Il faut distinguer le trader pour compte de tiers, qui offre les services nécessaires aux entreprises non financières, du spéculateur, trader pour compte propre, qui emprunte des capitaux pour jouer sur la valeur future des produits qu’il achète. Le trader pour compte propre, au lieu de réguler le marché, amplifie les variations de cours, en « chevauchant la tendance ».

Il pointe le rôle difficile des régulateurs, qui tentent de réglementer les banques mais aussi les activités de marché (¾ des crédits accordés aux USA), en prenant de vitesse la créativité des financiers, et en évitant de pénaliser les acteurs de leur périmètre de compétence.

Il souligne qu’une crise financière ne devient systémique que si les marchés s’effondrent et deviennent illiquides, et si, du fait de l’interconnexion des marchés, la crise touche un grand nombre de banques.

Il constate qu’un certain nombre de réglementations ont été ou sont en train d’être mises en place des deux côtés de l’Atlantique, par exemple :

  • Dodd Frank Act de 2010 : limitation des activités spéculatives des banques.
  • Stress tests des banqu es, Exigence de fonds propres et de liquidité (Bale3)
  • European Market and Infrastructure Regulation de 2012, qui concerne les produits dérivés   (idem aux USA).
  • Interdiction, en 2012, des CDS « nus » (achat de CDS sans posséder le titre concerné).

 

Les instruments financiers dérivés et de la titrisation sont-ils utiles aux  entreprises non financières françaises?

Selon l’enquête de l’AFTE de 2011, 90% des entreprises non financières concernées utilisent des couvertures de change et de taux.
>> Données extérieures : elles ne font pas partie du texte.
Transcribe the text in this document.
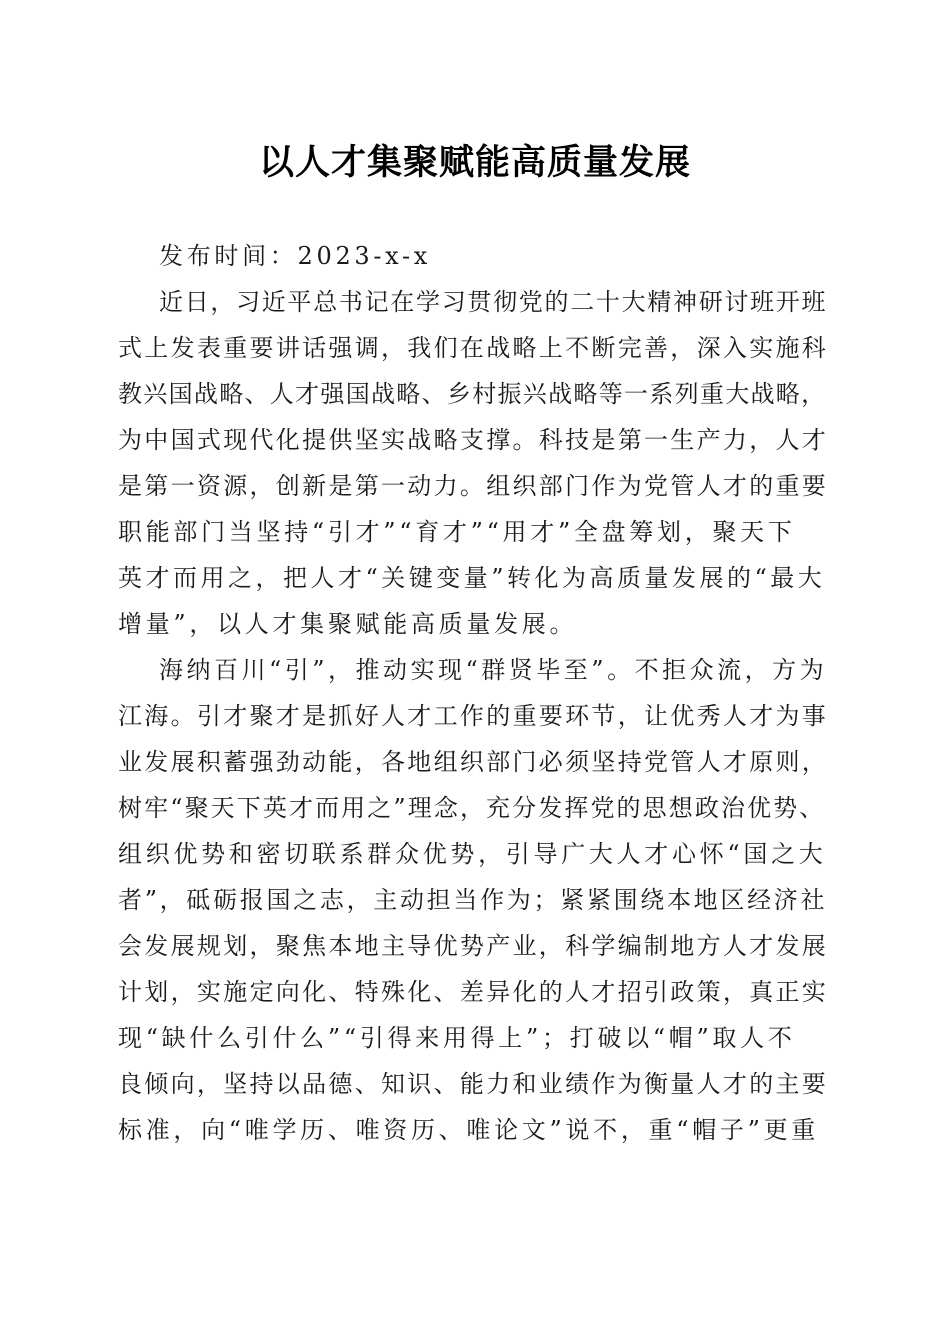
以人才集聚赋能高质量发展
发布时间：2023-x-x
近日，习近平总书记在学习贯彻党的二十大精神研讨班开班
式上发表重要讲话强调，我们在战略上不断完善，深入实施科
教兴国战略、人才强国战略、乡村振兴战略等一系列重大战略，
为中国式现代化提供坚实战略支撑。科技是第一生产力，人才
是第一资源，创新是第一动力。组织部门作为党管人才的重要
职能部门当坚持“引才”“育才”“用才”全盘筹划，聚天下
英才而用之，把人才“关键变量”转化为高质量发展的“最大
增量”，以人才集聚赋能高质量发展。
海纳百川“引”，推动实现“群贤毕至”。不拒众流，方为
江海。引才聚才是抓好人才工作的重要环节，让优秀人才为事
业发展积蓄强劲动能，各地组织部门必须坚持党管人才原则，
树牢“聚天下英才而用之”理念，充分发挥党的思想政治优势、
组织优势和密切联系群众优势，引导广大人才心怀“国之大
者”，砥砺报国之志，主动担当作为；紧紧围绕本地区经济社
会发展规划，聚焦本地主导优势产业，科学编制地方人才发展
计划，实施定向化、特殊化、差异化的人才招引政策，真正实
现“缺什么引什么”“引得来用得上”；打破以“帽”取人不
良倾向，坚持以品德、知识、能力和业绩作为衡量人才的主要
标准，向“唯学历、唯资历、唯论文”说不，重“帽子”更重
Selon le bulletin de la banque de France du 4ème trimestre 2013, seulement 10,9 Milliards de créances commerciales ont été cédés en une année par les entreprises françaises, ainsi que 1 Milliard de prêts aux entreprises.

 

On constate donc que les instruments financiers dérivés et la titrisation sont utiles aux entreprises non financières françaises et aux organismes financiers qui leur procurent couvertures et financements, mais que l’utilisation de ces mêmes instruments pour spéculer peut avoir des conséquences désastreuses sur l’économie en général, et les entreprises non financières en particulier.

Les réglementations qui se mettent en place aux USA ou en Europe visent à limiter la spéculation et à éviter les crises systémiques, mais ne peuvent garantir qu’elles ne se reproduiront pas : nous vivons dans un monde où les liquidités abondent mais qui s’avère de plus en plus instable.